Shared ground
The text presents a political break: Edom throws off Judah’s control and installs its own king (v.8). Jehoram responds with a rapid military move involving commanders and chariots (v.9). The battle description highlights danger—Edom’s forces surround him—and a nighttime strike that gets Jehoram out of that situation, including a blow against chariot leadership (v.9). The outcome is clear: Edom’s revolt remains in place “to this day,” and Libnah also rebels (v.10).
Just as clear is the narrator’s moral explanation: these losses are linked to Jehoram “forsaking Yahweh, the God of his fathers” (v.10). That connection is part of how Chronicles interprets national stability and leadership.
Where interpretation differs (only where needed)
Some readers treat Jehoram’s night action as a genuine victory that nevertheless fails to re-establish long-term control. Others read it mainly as a breakout—an escape from encirclement—rather than a real defeat of Edom.
Some also differ on how to understand “because he had forsaken Yahweh” (v.10). One view hears it as a direct cause claim about these specific revolts. Another view hears it as the narrator’s theological framing of the era: Jehoram’s unfaithfulness sets the stage for unraveling, without claiming a simple one-to-one link between one sin and one event.

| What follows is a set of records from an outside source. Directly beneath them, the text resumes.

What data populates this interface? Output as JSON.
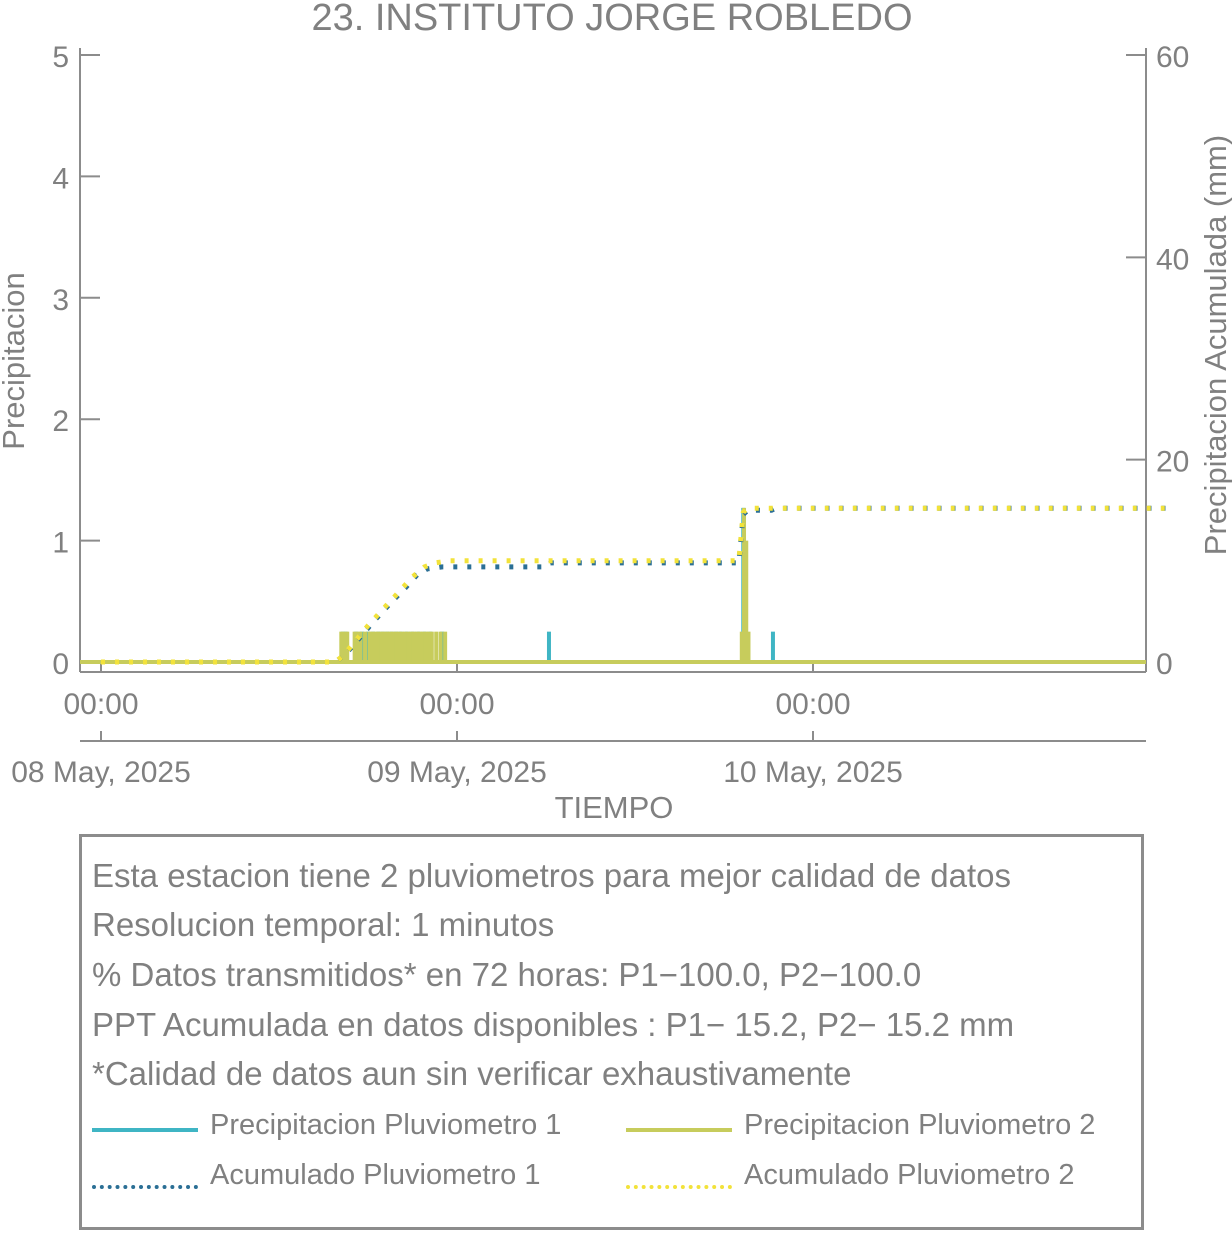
{
  "chart_data": {
    "type": "line",
    "title": "23. INSTITUTO JORGE ROBLEDO",
    "xlabel": "TIEMPO",
    "ylabel_left": "Precipitacion",
    "ylabel_right": "Precipitacion Acumulada (mm)",
    "ylim_left": [
      0,
      5
    ],
    "ylim_right": [
      0,
      60
    ],
    "yticks_left": [
      "0",
      "1",
      "2",
      "3",
      "4",
      "5"
    ],
    "yticks_right": [
      "0",
      "20",
      "40",
      "60"
    ],
    "x_range_hours": [
      0,
      72
    ],
    "xticks": [
      {
        "time": "00:00",
        "date": "08 May, 2025"
      },
      {
        "time": "00:00",
        "date": "09 May, 2025"
      },
      {
        "time": "00:00",
        "date": "10 May, 2025"
      }
    ],
    "grid": false,
    "series": [
      {
        "name": "Precipitacion Pluviometro 1",
        "axis": "left",
        "color": "#3fb5c4",
        "style": "solid",
        "bars": [
          [
            16.3,
            0.25
          ],
          [
            16.5,
            0.25
          ],
          [
            17.2,
            0.25
          ],
          [
            17.6,
            0.25
          ],
          [
            18.0,
            0.25
          ],
          [
            18.35,
            0.25
          ],
          [
            18.7,
            0.25
          ],
          [
            19.0,
            0.25
          ],
          [
            19.3,
            0.25
          ],
          [
            19.6,
            0.25
          ],
          [
            19.9,
            0.25
          ],
          [
            20.2,
            0.25
          ],
          [
            20.6,
            0.25
          ],
          [
            21.0,
            0.25
          ],
          [
            21.4,
            0.25
          ],
          [
            21.8,
            0.25
          ],
          [
            22.2,
            0.25
          ],
          [
            23.0,
            0.25
          ],
          [
            30.2,
            0.25
          ],
          [
            43.3,
            1.27
          ],
          [
            43.5,
            0.25
          ],
          [
            45.3,
            0.25
          ]
        ]
      },
      {
        "name": "Precipitacion Pluviometro 2",
        "axis": "left",
        "color": "#c7cc5c",
        "style": "solid",
        "bars": [
          [
            16.2,
            0.25
          ],
          [
            16.4,
            0.25
          ],
          [
            16.6,
            0.25
          ],
          [
            17.1,
            0.25
          ],
          [
            17.3,
            0.25
          ],
          [
            17.5,
            0.25
          ],
          [
            17.8,
            0.25
          ],
          [
            18.1,
            0.25
          ],
          [
            18.3,
            0.25
          ],
          [
            18.5,
            0.25
          ],
          [
            18.7,
            0.25
          ],
          [
            18.9,
            0.25
          ],
          [
            19.1,
            0.25
          ],
          [
            19.3,
            0.25
          ],
          [
            19.5,
            0.25
          ],
          [
            19.7,
            0.25
          ],
          [
            19.9,
            0.25
          ],
          [
            20.1,
            0.25
          ],
          [
            20.3,
            0.25
          ],
          [
            20.5,
            0.25
          ],
          [
            20.7,
            0.25
          ],
          [
            20.9,
            0.25
          ],
          [
            21.1,
            0.25
          ],
          [
            21.3,
            0.25
          ],
          [
            21.5,
            0.25
          ],
          [
            21.7,
            0.25
          ],
          [
            21.9,
            0.25
          ],
          [
            22.1,
            0.25
          ],
          [
            22.3,
            0.25
          ],
          [
            22.6,
            0.25
          ],
          [
            22.9,
            0.25
          ],
          [
            23.2,
            0.25
          ],
          [
            43.2,
            0.25
          ],
          [
            43.35,
            1.27
          ],
          [
            43.5,
            1.0
          ],
          [
            43.65,
            0.25
          ]
        ]
      },
      {
        "name": "Acumulado Pluviometro 1",
        "axis": "right",
        "color": "#2b6f95",
        "style": "dotted",
        "points": [
          [
            0,
            0
          ],
          [
            15.8,
            0
          ],
          [
            16.5,
            0.8
          ],
          [
            17.5,
            2.5
          ],
          [
            18.5,
            4.2
          ],
          [
            19.5,
            5.8
          ],
          [
            20.5,
            7.3
          ],
          [
            21.3,
            8.6
          ],
          [
            22.0,
            9.2
          ],
          [
            23.0,
            9.4
          ],
          [
            30.0,
            9.4
          ],
          [
            30.3,
            9.8
          ],
          [
            43.0,
            9.8
          ],
          [
            43.3,
            14.6
          ],
          [
            43.6,
            15.0
          ],
          [
            45.2,
            15.0
          ],
          [
            45.5,
            15.2
          ],
          [
            72,
            15.2
          ]
        ]
      },
      {
        "name": "Acumulado Pluviometro 2",
        "axis": "right",
        "color": "#f2e23a",
        "style": "dotted",
        "points": [
          [
            0,
            0
          ],
          [
            15.8,
            0
          ],
          [
            16.3,
            0.6
          ],
          [
            17.0,
            1.8
          ],
          [
            18.0,
            3.6
          ],
          [
            19.0,
            5.2
          ],
          [
            20.0,
            6.8
          ],
          [
            21.0,
            8.4
          ],
          [
            21.8,
            9.4
          ],
          [
            22.5,
            9.8
          ],
          [
            23.5,
            10.0
          ],
          [
            43.0,
            10.0
          ],
          [
            43.3,
            14.8
          ],
          [
            43.6,
            15.2
          ],
          [
            72,
            15.2
          ]
        ]
      }
    ]
  },
  "info": {
    "line1": "Esta estacion tiene 2 pluviometros para mejor calidad de datos",
    "line2": "Resolucion temporal: 1 minutos",
    "line3": "% Datos transmitidos* en 72 horas: P1−100.0, P2−100.0",
    "line4": "PPT Acumulada en datos disponibles : P1− 15.2, P2− 15.2 mm",
    "line5": "*Calidad de datos aun sin verificar exhaustivamente"
  },
  "legend": [
    {
      "label": "Precipitacion Pluviometro 1",
      "color": "#3fb5c4",
      "style": "solid"
    },
    {
      "label": "Precipitacion Pluviometro 2",
      "color": "#c7cc5c",
      "style": "solid"
    },
    {
      "label": "Acumulado Pluviometro 1",
      "color": "#2b6f95",
      "style": "dotted"
    },
    {
      "label": "Acumulado Pluviometro 2",
      "color": "#f2e23a",
      "style": "dotted"
    }
  ]
}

Why the disagreement exists
Verse 9 reports a successful nighttime strike but does not say Judah re-subdued Edom. Verse 10 immediately states that Edom stayed in revolt, which forces interpreters to ask what kind of “success” verse 9 describes. Likewise, the reason clause in verse 10 is explicit, but the text does not spell out how immediate or mechanically direct the cause-and-effect is meant to be.
What this passage clearly contributes
Chronicles ties political fragmentation to covenant unfaithfulness: when the king abandons Yahweh, control weakens at the borders (Edom) and even within Judah’s sphere (Libnah). The passage also shows how the Chronicler reads history from a later vantage point (“to this day”), emphasizing that some losses were not temporary setbacks but lasting reversals.